Trieste, Trento, Bolzano e Gorizia unico superstite, nel 1945 era un relitto semiaffondato.
Zara, Fiume e Pola furono dolorosamente persi in un’azione notturna che fu tale solo per il nemico, che per noi è più appropriato parlare di agguato, di trappola mortale favorita da un’insieme incredibile di negative circostanze. Anche alla luce delle più recenti rivelazioni, come l’esistenza di Ultra, non si può non amaramente constatare come solo il siluramento aereo all’imbrunire del Pola portò al massacro di uomini e navi a Matapan. Dinanzi al Pola muto testimone lo Zara fu colpito da quattordici salve da 381, il Fiume da tre; ogni salva, ciascuna di sei, otto proiettili dal peso di circa una tonnellata ebbe effetti micidiali.
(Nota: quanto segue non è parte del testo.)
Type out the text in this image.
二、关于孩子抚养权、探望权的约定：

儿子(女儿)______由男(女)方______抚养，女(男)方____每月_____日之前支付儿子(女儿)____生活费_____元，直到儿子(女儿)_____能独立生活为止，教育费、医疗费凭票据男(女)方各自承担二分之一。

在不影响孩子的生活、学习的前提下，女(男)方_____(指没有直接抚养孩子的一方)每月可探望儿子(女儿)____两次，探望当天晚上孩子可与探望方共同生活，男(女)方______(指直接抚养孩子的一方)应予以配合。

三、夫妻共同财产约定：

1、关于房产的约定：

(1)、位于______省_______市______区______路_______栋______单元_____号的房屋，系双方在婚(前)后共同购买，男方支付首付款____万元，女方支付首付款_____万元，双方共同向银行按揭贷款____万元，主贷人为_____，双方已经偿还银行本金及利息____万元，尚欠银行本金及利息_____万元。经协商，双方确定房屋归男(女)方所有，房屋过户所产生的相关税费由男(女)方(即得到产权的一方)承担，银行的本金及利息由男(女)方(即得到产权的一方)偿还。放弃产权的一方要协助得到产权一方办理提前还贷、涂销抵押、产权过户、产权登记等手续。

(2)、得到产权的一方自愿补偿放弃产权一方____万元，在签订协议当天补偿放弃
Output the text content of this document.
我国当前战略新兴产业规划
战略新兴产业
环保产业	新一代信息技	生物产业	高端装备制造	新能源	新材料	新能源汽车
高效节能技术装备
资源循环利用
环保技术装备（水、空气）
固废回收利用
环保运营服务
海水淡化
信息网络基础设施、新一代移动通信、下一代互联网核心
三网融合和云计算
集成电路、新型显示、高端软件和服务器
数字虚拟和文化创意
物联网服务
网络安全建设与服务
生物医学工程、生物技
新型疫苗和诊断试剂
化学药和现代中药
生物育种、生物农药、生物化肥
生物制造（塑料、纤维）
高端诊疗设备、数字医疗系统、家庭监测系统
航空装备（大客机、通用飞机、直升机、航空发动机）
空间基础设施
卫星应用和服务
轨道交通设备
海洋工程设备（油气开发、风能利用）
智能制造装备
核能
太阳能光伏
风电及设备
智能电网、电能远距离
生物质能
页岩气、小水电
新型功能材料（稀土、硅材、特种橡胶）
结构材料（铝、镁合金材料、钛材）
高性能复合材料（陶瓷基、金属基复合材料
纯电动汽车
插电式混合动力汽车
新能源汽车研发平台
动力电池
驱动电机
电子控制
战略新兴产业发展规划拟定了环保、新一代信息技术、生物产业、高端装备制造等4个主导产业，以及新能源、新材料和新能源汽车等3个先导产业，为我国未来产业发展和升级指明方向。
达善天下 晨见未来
Chi non vede in una nave da guerra solo cannoni e corazze, ma coglie lo spirito che ne emana reso animato da comandanti ed equipaggi, non può disgiungere questo dal nome che la nave porta. E tale spirito e tale nome si uniscono e si confondono nella mente di chi ad occhi socchiusi, andando a ritroso nel tempo, pensa a queste navi, Zara, Fiume, Gorizia e Pola se queste navi ha avuto ventura di vedere. A chi è più giovane ciò non è precluso: quanti dei lettori nati dopo la guerra, non provano altrettanto solo guardando le immagini, uniche superstiti di quelle navi?